Нет, существование Мойше Пипика слишком убедительно опровергало правдоподобие байки, которой я пытался убедить себя, что Джордж Зиад все-таки не псих и за всей этой неразберихой таится какой-то более занятный в чисто психологическом плане подтекст. Если, конечно, не они сами подослали Пипика — если (к этой догадке я был близок при первом же контакте с Пипиком, когда под видом Пьера Роже брал у него интервью из Лондона) Пипик не работал на них с самого начала. Ну конечно! Разведслужбы проделывают такое сплошь и рядом. Случайно наткнулись на человека, который на меня похож, который — почем я знаю — действительно мог заниматься мелким бизнесом в индустрии частного сыска; наткнулись и за сходную мзду наняли его для каких-то пропагандистских проделок: чтоб он нес перед всеми, кто только пожелает слушать, эту почти неприкрыто антисионистскую ахинею, именующую себя диаспоризмом. За ниточки этой марионетки дергает мой старый друг Джордж Зиад — его дрессировщик, его куратор, его мозги. И они вовсе не ожидали, что в самом разгаре этой аферы я тоже заявлюсь в Иерусалим. Либо, возможно, на это и рассчитывали. Подсунули мне Пипика в качестве наживки. Но что я должен был сделать, попавшись на их крючок?

Что-что — в точности то, что я сейчас делаю. В точности то, что я сделал! В точности то, что я собирался сделать. Они не только за его ниточки дергают, но и за мои — без моего ведома! С того момента, как я сюда приехал!

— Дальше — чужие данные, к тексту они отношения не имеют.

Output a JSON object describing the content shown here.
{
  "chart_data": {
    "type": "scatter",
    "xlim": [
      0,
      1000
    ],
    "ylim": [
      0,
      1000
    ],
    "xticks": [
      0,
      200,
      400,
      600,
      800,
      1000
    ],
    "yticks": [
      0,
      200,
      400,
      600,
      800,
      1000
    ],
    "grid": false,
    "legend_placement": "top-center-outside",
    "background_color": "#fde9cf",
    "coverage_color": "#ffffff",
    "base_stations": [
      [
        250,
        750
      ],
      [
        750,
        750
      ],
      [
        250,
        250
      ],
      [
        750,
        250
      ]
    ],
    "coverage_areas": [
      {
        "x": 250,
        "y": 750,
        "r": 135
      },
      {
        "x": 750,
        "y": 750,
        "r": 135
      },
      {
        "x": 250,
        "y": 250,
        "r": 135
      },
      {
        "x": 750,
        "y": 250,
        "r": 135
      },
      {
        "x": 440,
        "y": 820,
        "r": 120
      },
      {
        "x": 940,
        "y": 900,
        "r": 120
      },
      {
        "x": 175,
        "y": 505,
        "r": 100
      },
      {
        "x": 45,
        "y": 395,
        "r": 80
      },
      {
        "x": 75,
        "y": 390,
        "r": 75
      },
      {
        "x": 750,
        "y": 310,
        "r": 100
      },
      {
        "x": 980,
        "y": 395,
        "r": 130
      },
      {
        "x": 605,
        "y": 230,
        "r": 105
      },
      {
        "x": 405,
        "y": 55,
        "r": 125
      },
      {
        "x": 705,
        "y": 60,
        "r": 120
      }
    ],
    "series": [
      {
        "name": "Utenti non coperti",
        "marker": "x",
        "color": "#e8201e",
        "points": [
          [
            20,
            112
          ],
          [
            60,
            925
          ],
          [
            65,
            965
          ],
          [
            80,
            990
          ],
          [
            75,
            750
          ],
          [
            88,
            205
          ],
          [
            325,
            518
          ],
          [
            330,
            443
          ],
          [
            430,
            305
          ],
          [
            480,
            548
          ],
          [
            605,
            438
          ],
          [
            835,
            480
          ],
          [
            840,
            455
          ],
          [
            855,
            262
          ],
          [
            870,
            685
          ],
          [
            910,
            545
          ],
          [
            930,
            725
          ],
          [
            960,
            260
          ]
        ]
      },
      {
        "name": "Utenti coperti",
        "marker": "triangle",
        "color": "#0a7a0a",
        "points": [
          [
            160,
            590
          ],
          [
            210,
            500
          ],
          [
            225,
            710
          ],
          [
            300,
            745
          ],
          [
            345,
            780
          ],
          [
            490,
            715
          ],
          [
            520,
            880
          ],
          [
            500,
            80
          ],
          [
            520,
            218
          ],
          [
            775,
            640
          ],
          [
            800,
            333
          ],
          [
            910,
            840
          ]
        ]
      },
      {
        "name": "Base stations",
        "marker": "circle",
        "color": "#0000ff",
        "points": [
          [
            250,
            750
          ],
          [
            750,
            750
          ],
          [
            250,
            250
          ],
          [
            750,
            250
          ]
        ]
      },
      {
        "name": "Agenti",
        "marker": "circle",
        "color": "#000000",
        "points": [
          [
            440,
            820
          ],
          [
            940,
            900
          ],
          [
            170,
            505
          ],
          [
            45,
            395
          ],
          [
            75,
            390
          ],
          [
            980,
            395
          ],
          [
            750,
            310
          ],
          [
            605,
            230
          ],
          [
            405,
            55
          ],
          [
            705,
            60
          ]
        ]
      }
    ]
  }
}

В этот миг я велел себе остановиться. Все, что я успел передумать — и, самое страшное, все, во что я успел охотно поверить, — шокировало и напугало меня. Вся аргументация, столь тщательно выстроенная мною в качестве рационального объяснения происходящего, отличалась той самой рациональностью, которую психиатры регулярно наблюдают у закоренелых параноиков в отделении шизофрении. Я велел себе остановиться и опасливо отпрянул от ямы, к которой слепо мчался, отпрянул, осознав: чтобы сделать Джорджа Зиада кем-то «поинтереснее в чисто психологическом плане», чем банальный умалишенный, закусивший удила, я сам себя довожу до умопомешательства. Пусть уж лучше реальные вещи будут неуправляемы, пусть уж лучше твоя жизнь останется непостижимой, непроницаемой загадкой для разума, чем пытаться с помощью безумных фантазий найти причинно-следственную связь в неведомом. Пусть уж лучше, подумал я, события этих трех дней навеки останутся для меня загадкой, чем всерьез уверовать, как только что сделал я, в существование некоего заговора агентов иностранной разведки, вздумавших дистанционно управлять моим разумом. Эта версия ни для кого не нова.

* * *

Господина Розенберга повторно вызвали в суд, чтобы допросить о документе на шестидесяти восьми страницах, который только теперь, в последние часы судебного процесса, длившегося целый год, был обнаружен стороной защиты в неком институте исторических исследований в Варшаве. Это был составленный в 1945 году отчет о лагере Треблинка и судьбе попавших туда евреев, который Элиягу Розенберг написал собственной рукой на своем родном языке, идише, когда служил в польской армии — спустя почти два с половиной года после побега из Треблинки. В Кракове, где тогда стояла его часть, какие-то поляки посоветовали ему написать о лагере смерти, и Розенберг два дня работал над воспоминаниями, а потом отдал рукопись своей краковской квартирной хозяйке, некой госпоже Вассер, чтобы та передала ее в какое-нибудь соответствующее учреждение — вдруг пригодится для истории. С тех пор он в глаза не видел своих рукописных воспоминаний о Треблинке, пока сегодня утром, на свидетельской трибуне, ему не вручили ксерокопию оригинала, а адвокат Чумак не попросил его внимательно рассмотреть подпись и сообщить суду, принадлежит ли эта подпись ему.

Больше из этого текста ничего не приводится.